My gaze falls upon people fellowshipping with one another. Then I notice a tall thin man with short blond hair and a dark blond goatee on his chin. He’s wearing a forest green button-up shirt with the sleeves rolled up -exposing a few tattoos on his arms, and black jeans; he zig-zags his way from pew to pew, greeting the people who have come. “You can scooch closer to me, dear, and save a seat at the end for your father,” Carol suggests.

I do as she says. As the blond-haired man gets closer to our pew, I notice his bright white smile, tanned leathery skin, and striking round blue eyes.

The attractive older man looks at Carol first. “Hello, Carol, nice to see you here tonight. Is your son coming?” he asks.

Carol waves her hand. “I doubt it, but maybe the Good Lord will drag him here by the collar.” They both laugh at the inside joke.

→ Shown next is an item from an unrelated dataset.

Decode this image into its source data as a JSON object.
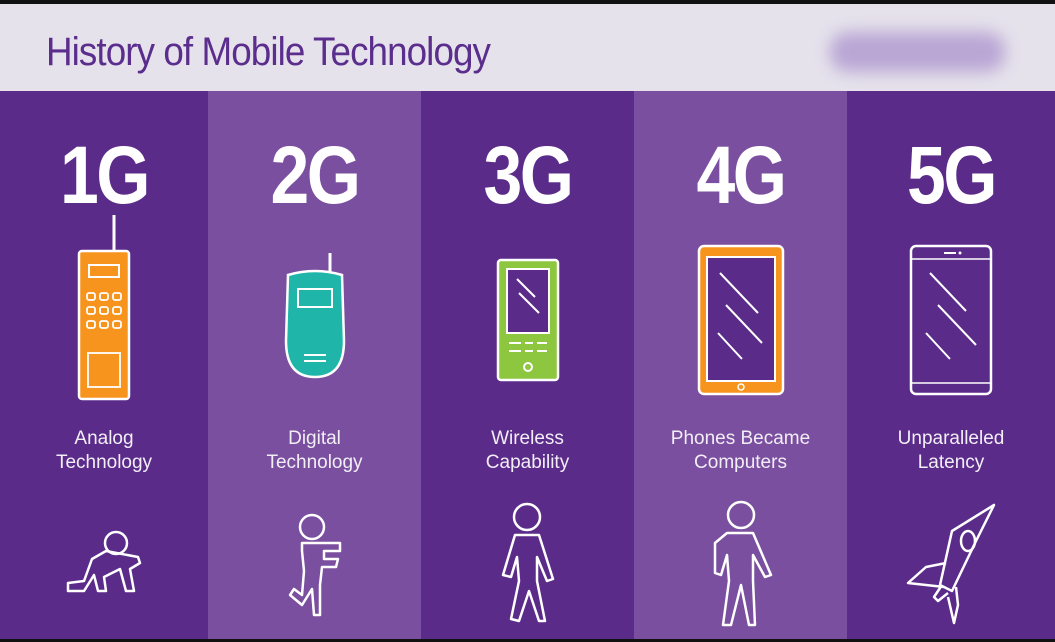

His gaze falls on me. “Hello, welcome. I’m Reverend Viper, but people call me Reverend.” He winks and reaches his hand out for me. I stretch mine out to meet his for a shake; his gaze lingers on mine for a tad bit too long, but not uncomfortably long. It looks as though he’s calculating something, but I’m not sure... I brush it aside.

“I’m Elena,” I introduce myself.

“Elena,” he repeats. His other hand covers the back of mine in his palm, holding it with both hands. “It’s a pleasure to meet you. I hope you will enjoy the service.”